As a politicizing student, quickly arrived at an instinctive, book-based anarchism, though has always been ambivalent about the label itself. Has been on a journey — to unlearn the faux-objective, overly intellectualized, and disembodied place from which he saw social change at the start; to undo the deep training to ignore the political nature and relevance of his own everyday/everynight; to escape the false certainty and begin to heal the stunted humanity that come with privilege; to learn to see that his self exists in particular ways that were created by the social relations into which he was born and through which he travels; and to fully internalize that it is from there that all politics must start. Is an autodidact — that is, almost none of his political learning has been in institutional settings with pieces of paper at the end, but it has still been very much social, through formal and informal listening, reading texts penned by other people on other journeys, participating in struggles for change, screwing up, and participating some more. He shies away from political labels, but is informed by diverse streams of anti-capitalism and anti-authoritarianism, opposition to the colonial past and present of the canadian state, and a commitment to lifelong exploration of anti-oppression politics. His earliest involvement had an environmental focus, and over the years has been involved in social movement spaces that were responding to student issues, right-wing governments, poverty, homelessness, racism, war, occupation, colonization, media issues, and more. After returning to Hamilton in 2015, he was involved for a number of years in climate justice work in the city, and he is currently a volunteer editor and board member with The Media Co-op and a member of the advisory board of the radical political journal Upping The Anti.

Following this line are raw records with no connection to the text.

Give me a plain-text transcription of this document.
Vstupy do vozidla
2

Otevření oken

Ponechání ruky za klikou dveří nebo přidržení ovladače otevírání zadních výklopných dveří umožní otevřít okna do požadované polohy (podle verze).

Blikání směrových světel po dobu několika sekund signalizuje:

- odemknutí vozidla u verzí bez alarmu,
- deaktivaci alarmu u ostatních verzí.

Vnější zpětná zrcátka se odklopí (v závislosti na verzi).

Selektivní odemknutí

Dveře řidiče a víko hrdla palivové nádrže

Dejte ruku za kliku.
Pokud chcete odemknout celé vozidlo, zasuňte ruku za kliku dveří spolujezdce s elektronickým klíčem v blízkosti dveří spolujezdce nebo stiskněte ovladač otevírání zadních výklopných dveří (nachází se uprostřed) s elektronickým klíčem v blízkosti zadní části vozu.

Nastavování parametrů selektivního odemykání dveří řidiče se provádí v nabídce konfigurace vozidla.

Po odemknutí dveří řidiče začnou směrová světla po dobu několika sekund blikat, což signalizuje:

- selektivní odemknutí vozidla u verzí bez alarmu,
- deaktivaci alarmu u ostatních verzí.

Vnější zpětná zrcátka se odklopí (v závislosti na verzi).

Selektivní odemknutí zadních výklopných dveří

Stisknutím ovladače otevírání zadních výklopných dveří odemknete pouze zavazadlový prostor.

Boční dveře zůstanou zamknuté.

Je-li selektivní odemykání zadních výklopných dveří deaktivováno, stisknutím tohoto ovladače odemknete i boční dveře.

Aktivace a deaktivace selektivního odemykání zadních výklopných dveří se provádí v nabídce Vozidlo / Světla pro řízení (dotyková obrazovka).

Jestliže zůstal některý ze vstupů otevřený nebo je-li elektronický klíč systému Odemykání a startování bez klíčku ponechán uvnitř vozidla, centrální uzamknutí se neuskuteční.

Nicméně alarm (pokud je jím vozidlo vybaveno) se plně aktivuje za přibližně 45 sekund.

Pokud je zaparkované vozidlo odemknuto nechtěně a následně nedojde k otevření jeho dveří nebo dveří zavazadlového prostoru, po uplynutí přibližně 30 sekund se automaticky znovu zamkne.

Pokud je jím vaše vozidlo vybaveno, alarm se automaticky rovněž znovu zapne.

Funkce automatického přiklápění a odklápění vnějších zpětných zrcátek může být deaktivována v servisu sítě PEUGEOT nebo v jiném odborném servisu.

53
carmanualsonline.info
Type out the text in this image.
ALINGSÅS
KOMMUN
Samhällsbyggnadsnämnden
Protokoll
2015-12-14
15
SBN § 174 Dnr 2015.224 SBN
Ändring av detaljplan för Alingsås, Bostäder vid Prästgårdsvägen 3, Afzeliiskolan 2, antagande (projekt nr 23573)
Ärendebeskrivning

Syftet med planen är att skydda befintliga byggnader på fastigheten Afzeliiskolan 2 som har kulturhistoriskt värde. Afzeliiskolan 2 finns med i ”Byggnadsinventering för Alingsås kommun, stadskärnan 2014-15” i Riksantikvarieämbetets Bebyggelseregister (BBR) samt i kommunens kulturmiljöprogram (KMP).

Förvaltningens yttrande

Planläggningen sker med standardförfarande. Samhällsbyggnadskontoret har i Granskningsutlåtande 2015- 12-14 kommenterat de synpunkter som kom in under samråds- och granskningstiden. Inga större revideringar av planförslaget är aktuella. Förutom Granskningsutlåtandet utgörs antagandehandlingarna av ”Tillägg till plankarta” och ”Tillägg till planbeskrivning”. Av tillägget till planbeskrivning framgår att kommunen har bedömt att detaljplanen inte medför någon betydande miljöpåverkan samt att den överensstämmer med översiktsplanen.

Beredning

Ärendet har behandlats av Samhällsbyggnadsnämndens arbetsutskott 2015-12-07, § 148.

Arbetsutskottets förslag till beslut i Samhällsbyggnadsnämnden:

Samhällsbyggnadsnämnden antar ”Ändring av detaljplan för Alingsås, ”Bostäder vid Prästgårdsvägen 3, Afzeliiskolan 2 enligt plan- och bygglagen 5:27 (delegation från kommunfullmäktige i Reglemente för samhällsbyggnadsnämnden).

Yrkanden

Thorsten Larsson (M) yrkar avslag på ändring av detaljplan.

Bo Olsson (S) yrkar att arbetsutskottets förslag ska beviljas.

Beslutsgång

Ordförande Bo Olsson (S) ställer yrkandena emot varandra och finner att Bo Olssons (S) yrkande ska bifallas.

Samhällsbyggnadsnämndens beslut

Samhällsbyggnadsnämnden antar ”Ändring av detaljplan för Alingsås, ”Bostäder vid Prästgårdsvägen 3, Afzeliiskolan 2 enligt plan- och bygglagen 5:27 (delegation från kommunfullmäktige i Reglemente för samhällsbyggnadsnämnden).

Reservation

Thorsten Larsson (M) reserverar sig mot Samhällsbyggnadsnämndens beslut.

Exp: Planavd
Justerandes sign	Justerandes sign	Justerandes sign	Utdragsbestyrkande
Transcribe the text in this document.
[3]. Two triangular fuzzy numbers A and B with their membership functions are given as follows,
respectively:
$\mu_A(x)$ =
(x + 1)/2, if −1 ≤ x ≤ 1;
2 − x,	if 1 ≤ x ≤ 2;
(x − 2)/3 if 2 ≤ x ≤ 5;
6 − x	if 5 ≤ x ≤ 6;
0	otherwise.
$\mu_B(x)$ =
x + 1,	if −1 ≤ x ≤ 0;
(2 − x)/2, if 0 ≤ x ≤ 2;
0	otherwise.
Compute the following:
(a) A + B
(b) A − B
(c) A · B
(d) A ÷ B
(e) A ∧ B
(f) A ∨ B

Has been paid to pump gas, to enter data, to lift textbooks, to sell magazines, to wash dishes, to write articles, to write research reports, to develop community, and to teach. Has organized, facilitated, leafleted, written, researched, interviewed, spoken, listened, outreached, accompanied, broadcast, trained, occupied, blockaded, supported, copied, processed, recorded, picketed. Hosted local political spoken-word radio for a few years. Has published over a hundred magazine-style news articles, a couple of poems, some op-ed pieces, a bunch of book reviews, a number of community-based research reports, and various and sundry other things. And tons of blog posts. Became his son’s stay-at-home parent starting at age nine months.

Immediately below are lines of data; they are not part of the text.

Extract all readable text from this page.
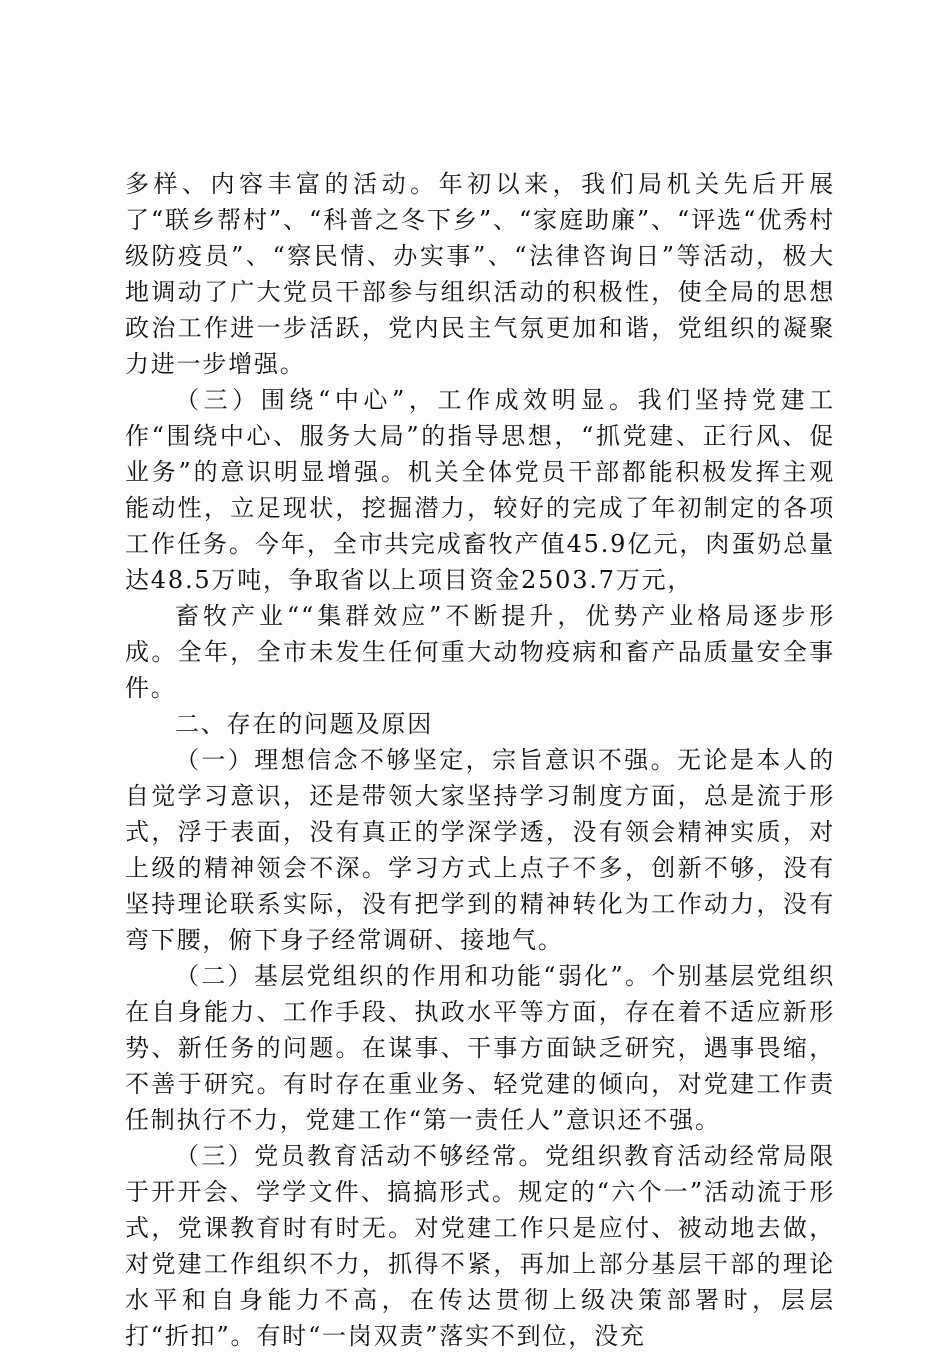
多样、内容丰富的活动。年初以来，我们局机关先后开展了“联乡帮村”、“科普之冬下乡”、“家庭助廉”、“评选“优秀村级防疫员”、“察民情、办实事”、“法律咨询日”等活动，极大地调动了广大党员干部参与组织活动的积极性，使全局的思想政治工作进一步活跃，党内民主气氛更加和谐，党组织的凝聚力进一步增强。

（三）围绕“中心”，工作成效明显。我们坚持党建工作“围绕中心、服务大局”的指导思想，“抓党建、正行风、促业务”的意识明显增强。机关全体党员干部都能积极发挥主观能动性，立足现状，挖掘潜力，较好的完成了年初制定的各项工作任务。今年，全市共完成畜牧产值45.9亿元，肉蛋奶总量达48.5万吨，争取省以上项目资金2503.7万元，

畜牧产业““集群效应”不断提升，优势产业格局逐步形成。全年，全市未发生任何重大动物疫病和畜产品质量安全事件。

二、存在的问题及原因

（一）理想信念不够坚定，宗旨意识不强。无论是本人的自觉学习意识，还是带领大家坚持学习制度方面，总是流于形式，浮于表面，没有真正的学深学透，没有领会精神实质，对上级的精神领会不深。学习方式上点子不多，创新不够，没有坚持理论联系实际，没有把学到的精神转化为工作动力，没有弯下腰，俯下身子经常调研、接地气。

（二）基层党组织的作用和功能“弱化”。个别基层党组织在自身能力、工作手段、执政水平等方面，存在着不适应新形势、新任务的问题。在谋事、干事方面缺乏研究，遇事畏缩，不善于研究。有时存在重业务、轻党建的倾向，对党建工作责任制执行不力，党建工作“第一责任人”意识还不强。

（三）党员教育活动不够经常。党组织教育活动经常局限于开开会、学学文件、搞搞形式。规定的“六个一”活动流于形式，党课教育时有时无。对党建工作只是应付、被动地去做，对党建工作组织不力，抓得不紧，再加上部分基层干部的理论水平和自身能力不高，在传达贯彻上级决策部署时，层层打“折扣”。有时“一岗双责”落实不到位，没充
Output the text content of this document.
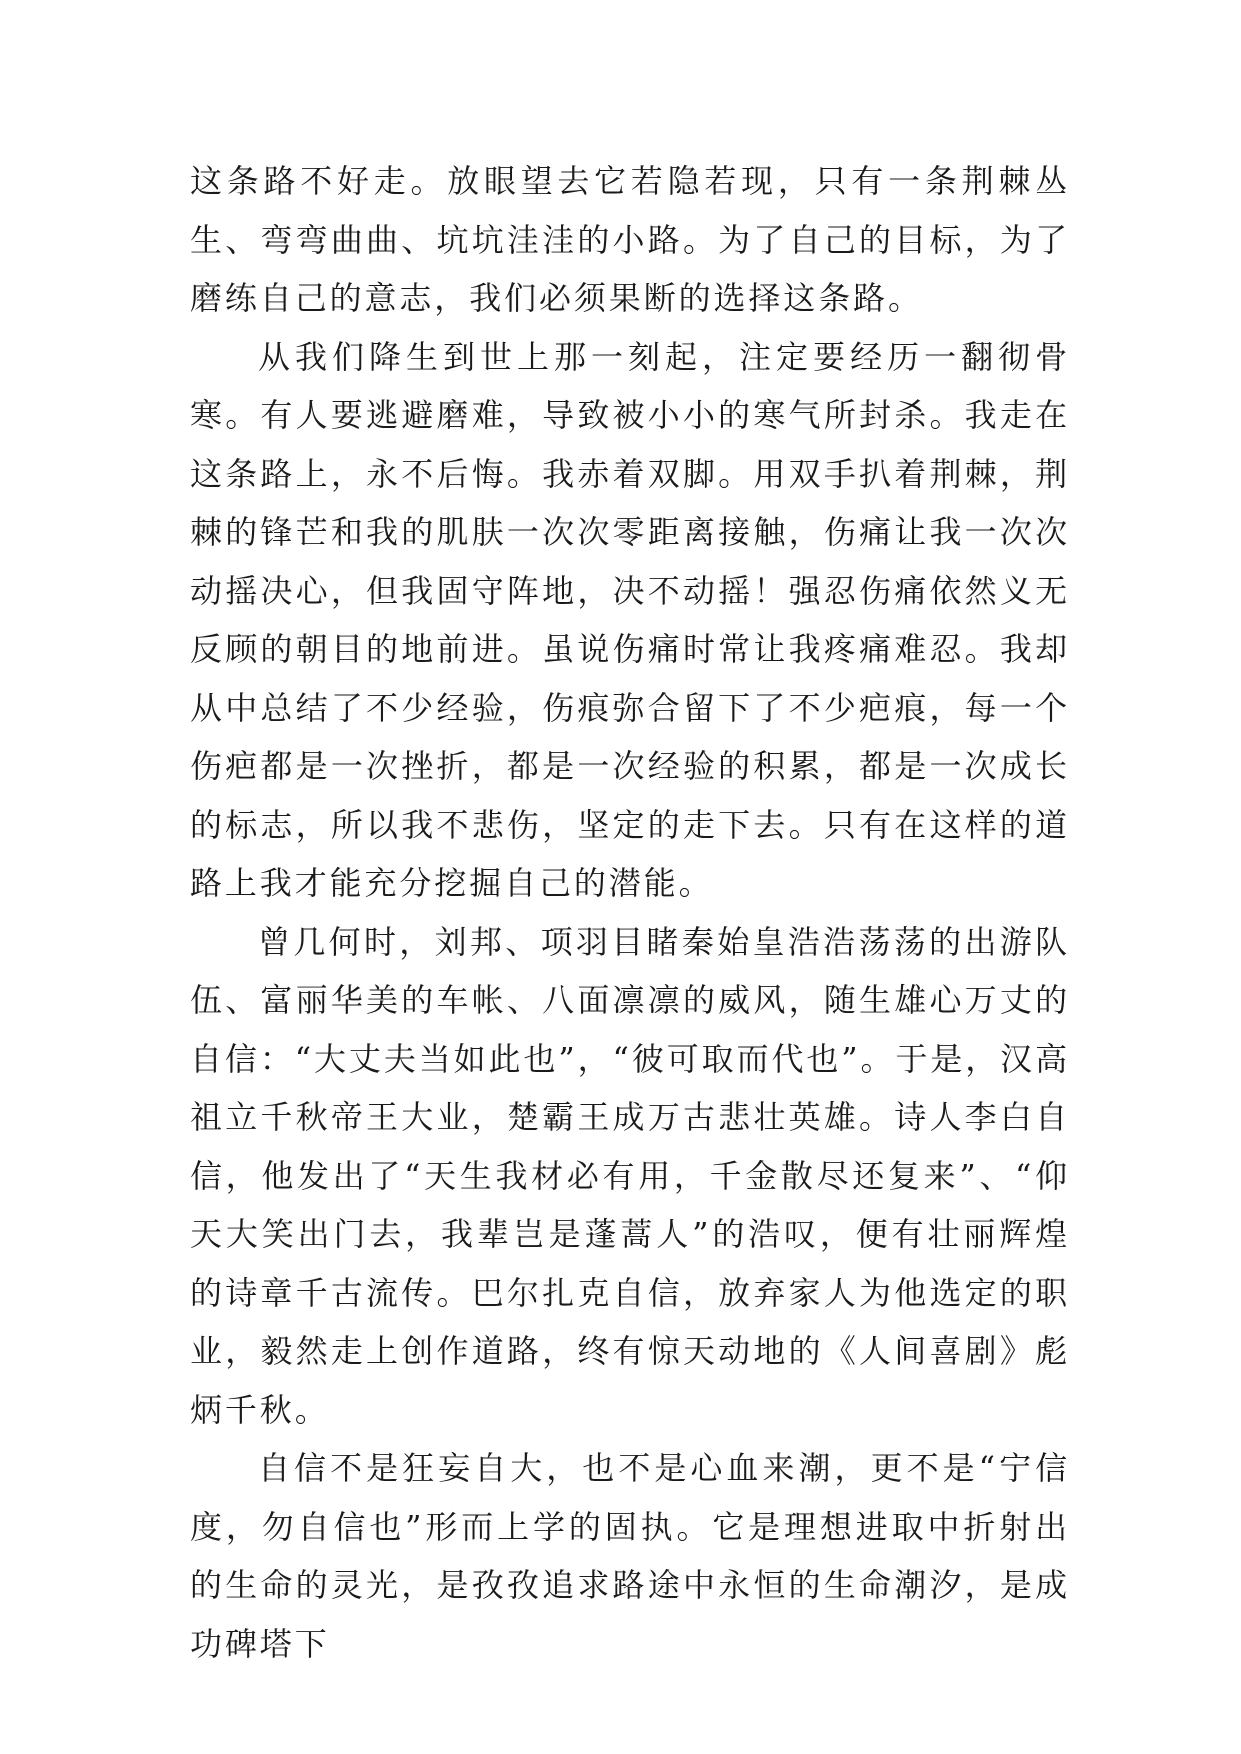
这条路不好走。放眼望去它若隐若现，只有一条荆棘丛生、弯弯曲曲、坑坑洼洼的小路。为了自己的目标，为了磨练自己的意志，我们必须果断的选择这条路。

从我们降生到世上那一刻起，注定要经历一翻彻骨寒。有人要逃避磨难，导致被小小的寒气所封杀。我走在这条路上，永不后悔。我赤着双脚。用双手扒着荆棘，荆棘的锋芒和我的肌肤一次次零距离接触，伤痛让我一次次动摇决心，但我固守阵地，决不动摇！强忍伤痛依然义无反顾的朝目的地前进。虽说伤痛时常让我疼痛难忍。我却从中总结了不少经验，伤痕弥合留下了不少疤痕，每一个伤疤都是一次挫折，都是一次经验的积累，都是一次成长的标志，所以我不悲伤，坚定的走下去。只有在这样的道路上我才能充分挖掘自己的潜能。

曾几何时，刘邦、项羽目睹秦始皇浩浩荡荡的出游队伍、富丽华美的车帐、八面凛凛的威风，随生雄心万丈的自信：“大丈夫当如此也”，“彼可取而代也”。于是，汉高祖立千秋帝王大业，楚霸王成万古悲壮英雄。诗人李白自信，他发出了“天生我材必有用，千金散尽还复来”、“仰天大笑出门去，我辈岂是蓬蒿人”的浩叹，便有壮丽辉煌的诗章千古流传。巴尔扎克自信，放弃家人为他选定的职业，毅然走上创作道路，终有惊天动地的《人间喜剧》彪炳千秋。

自信不是狂妄自大，也不是心血来潮，更不是“宁信度，勿自信也”形而上学的固执。它是理想进取中折射出的生命的灵光，是孜孜追求路途中永恒的生命潮汐，是成功碑塔下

In September 2012, Fernwood Publishing released his first two books, Gender and Sexuality: Canadian History Through the Stories of Activists and Resisting the State: Canadian History Through the Stories of Activists. Between 2013 and 2023, he produced and hosted a broadcasting/podcasting project, Talking Radical Radio, which could be heard on community radio stations across Canada, on venerable lefty news sites like Rabble.ca (2013-2020) and The Media Co-op (2020-2023), and via other online platforms. Each show featured an in-depth interview with one or more activists/organizers from across so-called Canada, and gave them a chance to reflect on the what, how, and why of their grassroots political work.

Since moving on from the show in February 2023, he has been putting more energy into a longstanding book project — more on that soon! — and is in the early stages of exploring a range of new work.